Наташа Петербуржская
Мне трудно вытащить из запасника моей памяти сохранённую осязаемость её образа, всю до мелочей, случай, который я вам поведаю, произошёл со мной в Петербурге много лет тому назад.

Согласна, давно это было, но запомнился тот случай, не как засушенный листик клевера осенним вечером, найденный в книге, а воспоминанием боли и горечи.

Она вышла из магазина с двумя большими сумками, плотно набитыми продуктами. Я же забежала, только за молоком и свежим батоном, поэтому вышли мы почти одновременно. Бородинская улица берёт своё начало от набережной реки Фонтанки и доходит до Загородного проспекта, где и располагался продуктовый магазин. Оказалось, что нам по пути, улица длинная, сумки тяжёлые…

Женщина была глубоко преклонного возраста, на вид ей было лет восемьдесят. Сухонькая, сгорбленная, лицо маленькое, нос большой, заострённый, это, пожалуй, всё, что я запомнила в её облике. Да и ещё я отметила, так это непривычная для того времени и её возраста одежду. Она была в длинной чёрной шерстяной кофте, серый шарф, в два оборота мягко закрученный вокруг шеи, длинная, тёмная юбка в мелкий серый цветочек и туфли на низком каблуке, застегнутые на пуговку в тон юбке. Согласитесь, старушка выглядела достаточно необычно, опрятно, но не моложаво.

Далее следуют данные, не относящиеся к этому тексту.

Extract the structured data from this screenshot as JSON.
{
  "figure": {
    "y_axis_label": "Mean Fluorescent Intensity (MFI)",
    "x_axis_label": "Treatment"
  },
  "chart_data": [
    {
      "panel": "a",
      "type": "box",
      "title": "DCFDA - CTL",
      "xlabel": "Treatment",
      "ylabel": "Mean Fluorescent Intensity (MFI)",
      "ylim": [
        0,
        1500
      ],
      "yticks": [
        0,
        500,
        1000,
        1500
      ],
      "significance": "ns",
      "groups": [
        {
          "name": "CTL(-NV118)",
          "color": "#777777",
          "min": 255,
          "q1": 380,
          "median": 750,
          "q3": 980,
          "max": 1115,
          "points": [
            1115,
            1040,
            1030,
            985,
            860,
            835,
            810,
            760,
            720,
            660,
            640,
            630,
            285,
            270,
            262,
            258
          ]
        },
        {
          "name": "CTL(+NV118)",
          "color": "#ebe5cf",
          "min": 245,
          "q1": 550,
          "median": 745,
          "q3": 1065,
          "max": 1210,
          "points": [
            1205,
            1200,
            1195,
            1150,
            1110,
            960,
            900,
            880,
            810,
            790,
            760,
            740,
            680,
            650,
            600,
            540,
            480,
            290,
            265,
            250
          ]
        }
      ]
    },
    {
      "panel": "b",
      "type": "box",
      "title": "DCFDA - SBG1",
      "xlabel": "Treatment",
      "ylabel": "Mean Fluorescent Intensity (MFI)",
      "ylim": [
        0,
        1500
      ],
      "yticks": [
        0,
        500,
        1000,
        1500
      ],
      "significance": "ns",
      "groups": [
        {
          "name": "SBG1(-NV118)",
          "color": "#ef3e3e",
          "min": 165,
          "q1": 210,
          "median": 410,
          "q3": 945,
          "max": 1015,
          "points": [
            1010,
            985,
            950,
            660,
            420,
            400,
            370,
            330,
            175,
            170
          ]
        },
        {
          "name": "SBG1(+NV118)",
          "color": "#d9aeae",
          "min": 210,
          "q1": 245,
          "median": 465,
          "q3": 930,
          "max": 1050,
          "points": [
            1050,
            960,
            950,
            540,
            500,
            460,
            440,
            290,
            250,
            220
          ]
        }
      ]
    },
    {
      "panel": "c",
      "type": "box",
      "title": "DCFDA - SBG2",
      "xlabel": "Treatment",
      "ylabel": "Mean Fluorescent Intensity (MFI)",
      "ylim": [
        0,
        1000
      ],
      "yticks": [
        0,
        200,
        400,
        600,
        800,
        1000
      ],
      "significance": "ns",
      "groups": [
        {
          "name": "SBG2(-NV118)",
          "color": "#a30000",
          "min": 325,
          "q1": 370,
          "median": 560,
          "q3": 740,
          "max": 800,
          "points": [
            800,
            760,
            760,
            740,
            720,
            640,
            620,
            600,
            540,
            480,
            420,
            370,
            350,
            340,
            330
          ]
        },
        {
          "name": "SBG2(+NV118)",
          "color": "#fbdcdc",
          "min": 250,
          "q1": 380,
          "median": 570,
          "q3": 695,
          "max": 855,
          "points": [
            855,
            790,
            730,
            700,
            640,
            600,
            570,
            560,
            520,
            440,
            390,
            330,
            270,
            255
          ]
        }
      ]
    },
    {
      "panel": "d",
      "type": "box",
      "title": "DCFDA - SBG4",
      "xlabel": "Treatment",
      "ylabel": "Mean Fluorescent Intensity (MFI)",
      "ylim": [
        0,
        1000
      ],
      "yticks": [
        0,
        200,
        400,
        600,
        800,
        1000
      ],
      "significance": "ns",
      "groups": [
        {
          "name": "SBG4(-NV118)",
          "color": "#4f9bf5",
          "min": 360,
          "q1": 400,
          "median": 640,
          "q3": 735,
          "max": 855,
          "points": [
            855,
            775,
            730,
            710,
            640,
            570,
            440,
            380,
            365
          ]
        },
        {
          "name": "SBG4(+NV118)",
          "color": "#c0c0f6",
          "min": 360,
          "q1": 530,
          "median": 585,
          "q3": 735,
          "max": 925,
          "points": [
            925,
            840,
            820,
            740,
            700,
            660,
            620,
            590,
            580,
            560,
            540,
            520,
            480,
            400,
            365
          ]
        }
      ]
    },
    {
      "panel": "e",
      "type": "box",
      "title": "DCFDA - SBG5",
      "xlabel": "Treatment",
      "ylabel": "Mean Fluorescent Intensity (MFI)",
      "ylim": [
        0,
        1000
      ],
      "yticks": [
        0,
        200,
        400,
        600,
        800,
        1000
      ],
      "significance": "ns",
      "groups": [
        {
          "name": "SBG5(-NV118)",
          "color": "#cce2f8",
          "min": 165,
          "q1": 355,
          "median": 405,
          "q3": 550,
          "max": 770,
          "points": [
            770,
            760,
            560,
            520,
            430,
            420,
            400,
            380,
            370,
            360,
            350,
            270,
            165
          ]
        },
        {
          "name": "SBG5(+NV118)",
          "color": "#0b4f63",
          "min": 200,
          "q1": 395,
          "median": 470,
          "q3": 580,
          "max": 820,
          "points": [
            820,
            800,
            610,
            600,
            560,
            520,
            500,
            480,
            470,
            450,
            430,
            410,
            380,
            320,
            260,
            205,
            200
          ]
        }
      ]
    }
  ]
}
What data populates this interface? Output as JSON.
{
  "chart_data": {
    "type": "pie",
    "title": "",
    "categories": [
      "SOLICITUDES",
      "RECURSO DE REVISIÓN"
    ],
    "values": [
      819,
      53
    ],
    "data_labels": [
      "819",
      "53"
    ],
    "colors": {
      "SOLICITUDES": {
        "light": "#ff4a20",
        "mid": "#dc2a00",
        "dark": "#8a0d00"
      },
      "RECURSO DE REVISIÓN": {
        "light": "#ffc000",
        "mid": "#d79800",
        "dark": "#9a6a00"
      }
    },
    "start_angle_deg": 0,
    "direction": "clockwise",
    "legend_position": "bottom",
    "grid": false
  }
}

Я шла сзади и чувствовала непреодолимую неловкость. Я тоже не девочка, но смотреть на неё было больно, вставали картинки одинокой ненужности, и я, поравнявший с ней, всё же решила заговорить.

- Нам с Вами, я вижу по пути, я налегке, а у Вас сумки, похоже, тяжёлые.

Она вежливо, довольно бодрым, неожиданно низким голосом, сказала:

– Ну, если не затруднит, пожалуй, соглашусь, - не рассыпаясь тёплыми словами благодарности, вручила мне сумки.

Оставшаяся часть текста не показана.